Chair: Kirstin Drenkhahn
Penal cultures on the Continent – comparing France and Germany
Author: Kirstin Drenkhahn, Freie Universität Berlin
Fabien Jobard, Centre Marc Bloch/CNRS; Tobias Singelnstein, Ruhr-Universität Bochum
Title: Penal Cultures on the Continent –Outline of the Project
Punishment and crime are aspects of communal life that play a central role in all societies and whose importance has increased significantly in recent years. Nevertheless, the role of punishment is shaped distinctly both in different countries and in different segments of society. It is understood and used differently by the media, politics and the populace. The project “Penal Cultures on the Continent – France and Germany in Comparison” aims at identifying and analysing commonalities and variations in the use of punishment in Germany and France in these segments as well as their interactions, which are considered to be formative for the penal culture of society. The presentation provides an outline of the project.

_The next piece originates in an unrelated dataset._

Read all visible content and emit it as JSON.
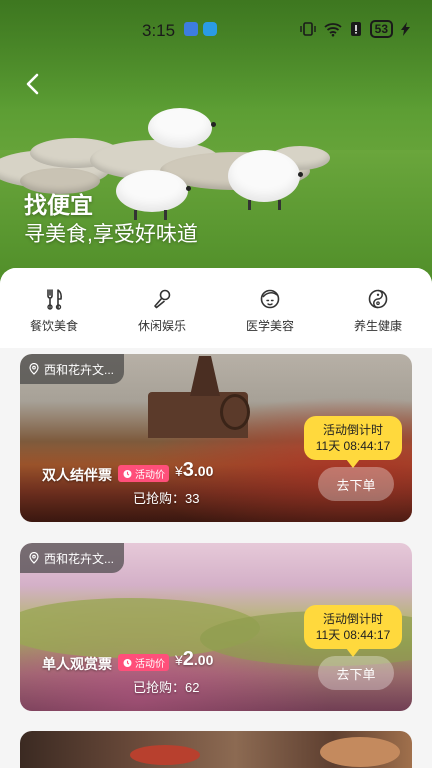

Keywords: punishment & scoiety, punitiveness, comparative research
Author: Kirstin Drenkhahn, Freie Universität Berlin
Fabien Jobard, Centre Marc Bloch/CNRS
Title: How Would You Decide? Findings From a Population Survey About Punishment in France and Germany
Penal law reforms that criminalize formerly non-criminal behavior, enlarge the scope of offences or introduce possibilities of harsher punishment are often justified with needs of the population: needs for more security or needs for justice to be done. Likewise, accusations against the judiciary to be too lenient are backed up with what is perceived as common sense and a normal need for justice – a.k.a. what the populations thinks. This paints a picture of normal people as favoring harsh, retributive justice and harsh, retributive justice as being normal. But is it? And are they? As part of the project “Penal Cultures on the Continent”, we did a representative online survey among the general population in France and Germany on attitudes towards punishment. Using vignettes that describe cases of petty crime, respondents were asked to choose how to deal with the offenders. The presentation reports findings on selected cases.
Keywords: attitudes towards punishment, population survey,
Author: Johanna Nickels, Freie Universität Berlin
Title: Quantitative Study of Punitive Tendencies in Criminal Law Legislation
Although there is general consent on the fact that punitivity can be observed in different forms and contexts, imprisonment rates still persist as the standard indicator in comparative research. As part of the project Penal Culture on the Continent, this presentation seeks to show new perspectives for the assessment of punitive tendencies by focusing on the legislative level. Using a quantitative approach, it develops an innovative tool for the analysis and assessment of changes in criminal and criminal procedure law in France and Germany. The quantitative design allows for the incorporation of all legal changes in both countries within the last 25 years. Besides its main focus on tracking, inter alia, changes in the range of criminal penalties or the rights of the offender, the tool also addresses the question of the influence of the European Union legal framework on French and German criminal and criminal procedure legislation.
Data generated with this instrument will bring valuable contributions to comparative research on punitivity. Above all, it may shed light on similarities and differences in national tendencies in domestic criminal and criminal procedure legislation. This information could be used for (comparative) testing of prevailing assumptions on the development of legislative punitivity and its contributing factors.
Keywords: punitivity, criminal law legislation, criminal policy
Author: Elena Zum-Bruch, Ruhr-Universität Bochum
Title: Instrument of Criminal Policy and Voice of the Concerned? on the Sense of Responsibility of Journalists in Crime and Security Issues Reporting
The media is an important factor influencing the formation of public opinion and the success of political projects. They can serve as a platform for politics as well as a mouthpiece for citizens; they can act as a counterweight to the state as well as a regulator of social trends.
Such an intermediate position inevitably represents an area of tension, especially when it comes to reporting on crime and security issues, and since Cologne's New Year's Eve 2015/16 the German media have been confronted with many accusations that have considerably exacerbated this. But how is this field of tension perceived in practice? How are the accusations of on the one head the lying press and the lack of political correctness on the other dealt with within the editorial offices? And how do media representatives view their responsibility towards politics and society when they report on crime and security? Based on findings from 20 expert interviews with journalists from various German print and TV media, the presentation aims at answering these questions and discusses to what extent media can contribute to the emergence and legitimization of punitive social and criminal policy tendencies.